Le gouvernement allemand a condamné lundi 29 décembre des comportements « inacceptables » au sein du 26e régiment de parachutistes (Fallschirmjägerregiment), basé à Zweibrücken, près de la frontière française. Cette unité prestigieuse de 1 800 membres traverse une grave crise : au moins 60 soldats ont été exclus ou sanctionnés en décembre pour des « incidents d’extrême droite » et des rituels violents. Le commandement de la caserne avait déjà été changé en urgence en octobre.

Depuis la fin du régime nazi, l’Allemagne interdit l’utilisation de « symboles d’organisations anticonstitutionnelles », terme officiel désignant les mouvances néonazies. Mais certains membres du régiment reproduisaient ces pratiques, notamment lors de fêtes comme Noël, en chantant un couplet de l’hymne national aujourd’hui proscrit car associé au nazisme.
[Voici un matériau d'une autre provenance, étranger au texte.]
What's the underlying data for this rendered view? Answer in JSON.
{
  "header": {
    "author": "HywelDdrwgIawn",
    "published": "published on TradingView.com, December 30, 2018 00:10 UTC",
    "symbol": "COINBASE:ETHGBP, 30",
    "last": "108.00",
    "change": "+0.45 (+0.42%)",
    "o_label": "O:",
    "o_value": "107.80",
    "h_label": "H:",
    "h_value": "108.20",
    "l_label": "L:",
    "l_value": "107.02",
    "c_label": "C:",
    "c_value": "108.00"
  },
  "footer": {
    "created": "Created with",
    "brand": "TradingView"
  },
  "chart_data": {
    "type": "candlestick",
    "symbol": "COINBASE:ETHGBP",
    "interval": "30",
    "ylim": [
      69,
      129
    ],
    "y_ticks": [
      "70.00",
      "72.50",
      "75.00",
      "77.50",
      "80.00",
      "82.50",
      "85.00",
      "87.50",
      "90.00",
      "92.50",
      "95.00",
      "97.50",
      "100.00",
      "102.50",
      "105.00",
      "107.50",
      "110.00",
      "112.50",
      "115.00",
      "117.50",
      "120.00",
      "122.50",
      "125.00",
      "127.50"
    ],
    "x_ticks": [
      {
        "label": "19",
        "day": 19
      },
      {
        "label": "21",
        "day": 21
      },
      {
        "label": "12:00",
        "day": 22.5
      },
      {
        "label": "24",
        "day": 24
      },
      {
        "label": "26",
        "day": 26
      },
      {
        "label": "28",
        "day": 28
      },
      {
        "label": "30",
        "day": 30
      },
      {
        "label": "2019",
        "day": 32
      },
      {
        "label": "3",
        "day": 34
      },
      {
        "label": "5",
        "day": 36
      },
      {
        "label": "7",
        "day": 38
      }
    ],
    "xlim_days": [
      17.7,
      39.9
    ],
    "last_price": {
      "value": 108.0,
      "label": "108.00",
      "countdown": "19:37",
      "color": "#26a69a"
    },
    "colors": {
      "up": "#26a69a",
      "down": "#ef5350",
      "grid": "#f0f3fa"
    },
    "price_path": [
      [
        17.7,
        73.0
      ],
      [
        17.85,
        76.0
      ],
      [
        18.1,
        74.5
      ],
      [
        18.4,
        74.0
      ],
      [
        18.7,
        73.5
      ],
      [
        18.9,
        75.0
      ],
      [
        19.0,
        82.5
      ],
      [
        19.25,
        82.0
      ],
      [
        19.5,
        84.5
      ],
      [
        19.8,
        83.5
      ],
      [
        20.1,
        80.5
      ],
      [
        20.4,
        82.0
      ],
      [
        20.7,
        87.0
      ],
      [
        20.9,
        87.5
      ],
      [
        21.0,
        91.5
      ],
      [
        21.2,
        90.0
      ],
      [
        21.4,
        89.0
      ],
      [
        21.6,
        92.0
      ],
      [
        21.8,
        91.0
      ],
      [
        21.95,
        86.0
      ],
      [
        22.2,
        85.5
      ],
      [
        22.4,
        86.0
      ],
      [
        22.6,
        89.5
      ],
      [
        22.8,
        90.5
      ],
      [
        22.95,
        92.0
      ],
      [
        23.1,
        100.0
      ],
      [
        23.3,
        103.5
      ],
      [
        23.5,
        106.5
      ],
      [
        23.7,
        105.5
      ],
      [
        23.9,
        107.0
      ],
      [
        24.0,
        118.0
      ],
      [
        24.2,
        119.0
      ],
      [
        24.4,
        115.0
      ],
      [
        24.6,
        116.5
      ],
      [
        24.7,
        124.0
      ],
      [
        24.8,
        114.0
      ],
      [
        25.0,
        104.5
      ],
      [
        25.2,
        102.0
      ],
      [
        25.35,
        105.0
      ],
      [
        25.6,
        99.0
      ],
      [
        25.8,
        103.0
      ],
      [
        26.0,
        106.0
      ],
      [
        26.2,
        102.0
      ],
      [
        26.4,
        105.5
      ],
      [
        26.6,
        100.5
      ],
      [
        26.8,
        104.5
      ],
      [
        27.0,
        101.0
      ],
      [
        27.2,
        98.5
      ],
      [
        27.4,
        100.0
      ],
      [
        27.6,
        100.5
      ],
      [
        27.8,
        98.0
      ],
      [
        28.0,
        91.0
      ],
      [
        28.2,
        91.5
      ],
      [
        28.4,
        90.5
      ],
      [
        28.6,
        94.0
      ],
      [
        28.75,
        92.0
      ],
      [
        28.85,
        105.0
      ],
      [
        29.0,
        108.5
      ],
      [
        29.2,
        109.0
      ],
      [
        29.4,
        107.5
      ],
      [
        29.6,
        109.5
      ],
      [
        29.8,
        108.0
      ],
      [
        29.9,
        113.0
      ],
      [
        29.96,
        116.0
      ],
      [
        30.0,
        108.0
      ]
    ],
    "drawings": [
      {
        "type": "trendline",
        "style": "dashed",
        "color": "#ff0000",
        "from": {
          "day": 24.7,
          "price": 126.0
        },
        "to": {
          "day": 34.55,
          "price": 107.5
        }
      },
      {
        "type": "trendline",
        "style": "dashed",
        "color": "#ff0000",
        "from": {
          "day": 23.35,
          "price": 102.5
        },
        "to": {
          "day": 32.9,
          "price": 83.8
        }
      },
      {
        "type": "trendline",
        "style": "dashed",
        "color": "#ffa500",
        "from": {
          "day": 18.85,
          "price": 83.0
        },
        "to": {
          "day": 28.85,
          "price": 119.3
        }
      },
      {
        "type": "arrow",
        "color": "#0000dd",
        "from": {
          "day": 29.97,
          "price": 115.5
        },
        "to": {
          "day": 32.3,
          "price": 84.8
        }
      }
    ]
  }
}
Ce qui a réellement choqué, c’est la violence systématique et le sexisme au sein du régiment. Les cérémonies de remise d’insignes étaient accompagnées de bizutages extrêmes : chaque participant devait frapper sur l’insigne du récipiendaire sous prétexte de promouvoir le « sang sauvage », un rituel laissant souvent des blessures et excluant socialement ceux qui refusaient de frapper suffisamment fort.
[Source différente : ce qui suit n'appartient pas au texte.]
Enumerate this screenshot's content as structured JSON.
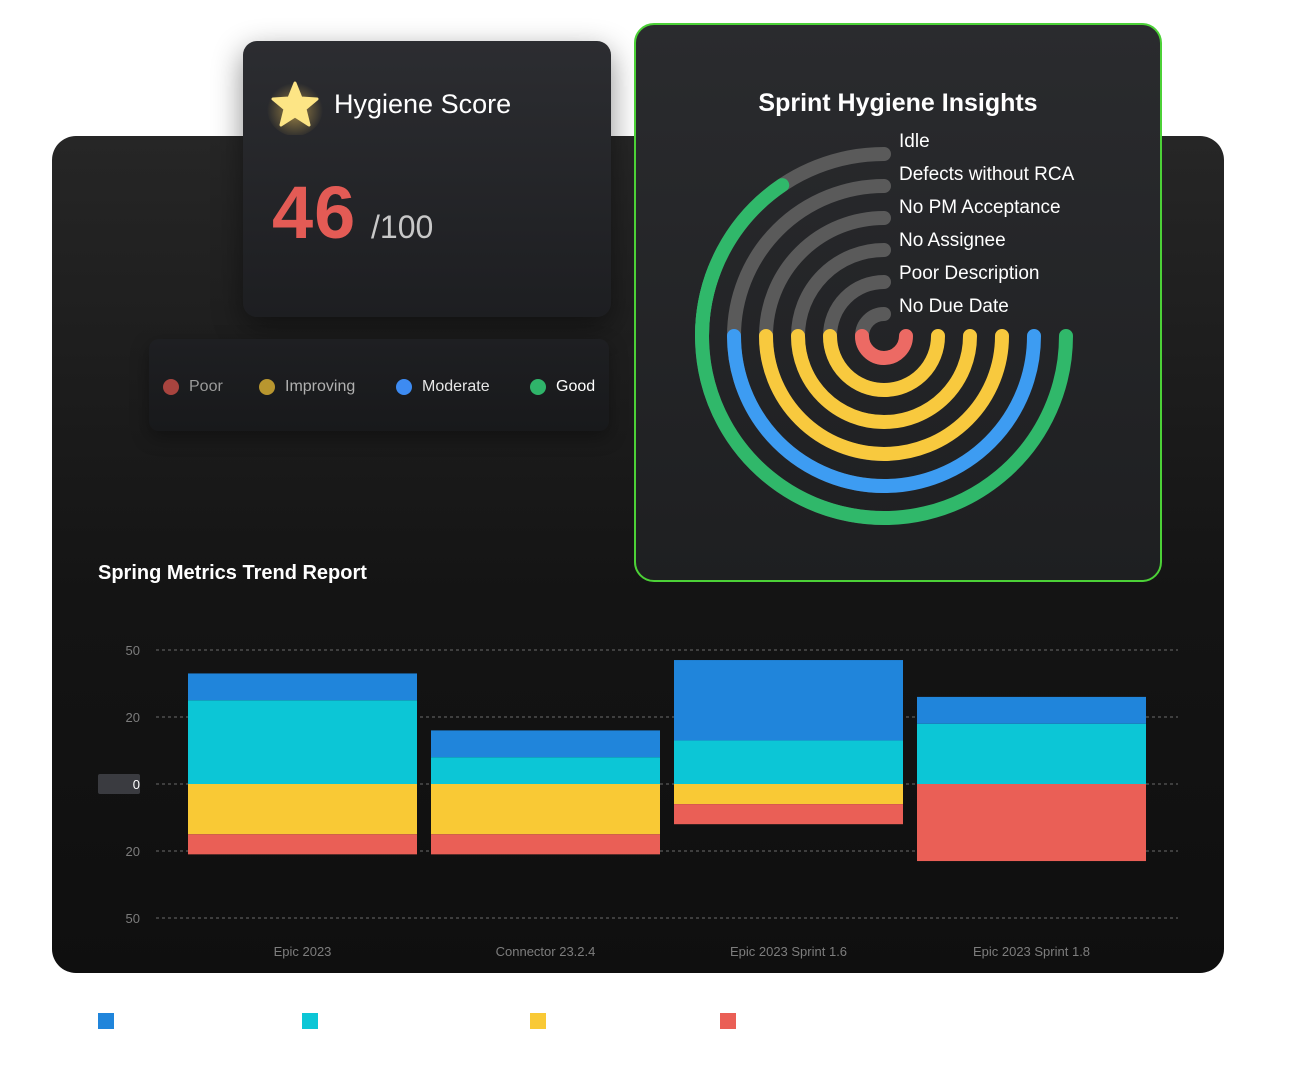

Les femmes, qui représentent 5 % du régiment, ont été les principales victimes de ces pratiques. Propos sexistes, menaces de viol et harcèlement ont conduit plusieurs d’entre elles à déposer plainte. Au début, la hiérarchie a réagi en muter certaines soldates tout en maintenant les hommes accusés dans la compagnie. Mais en juin, le ministère de la Défense a finalement traité les plaintes, et l’affaire est désormais médiatisée grâce à une enquête du quotidien FAZ.

La gauche du Bundestag exige aujourd’hui des comptes sur cette affaire, qui révèle des problèmes persistants de sexisme et d’extrême droite dans certaines unités de l’armée allemande.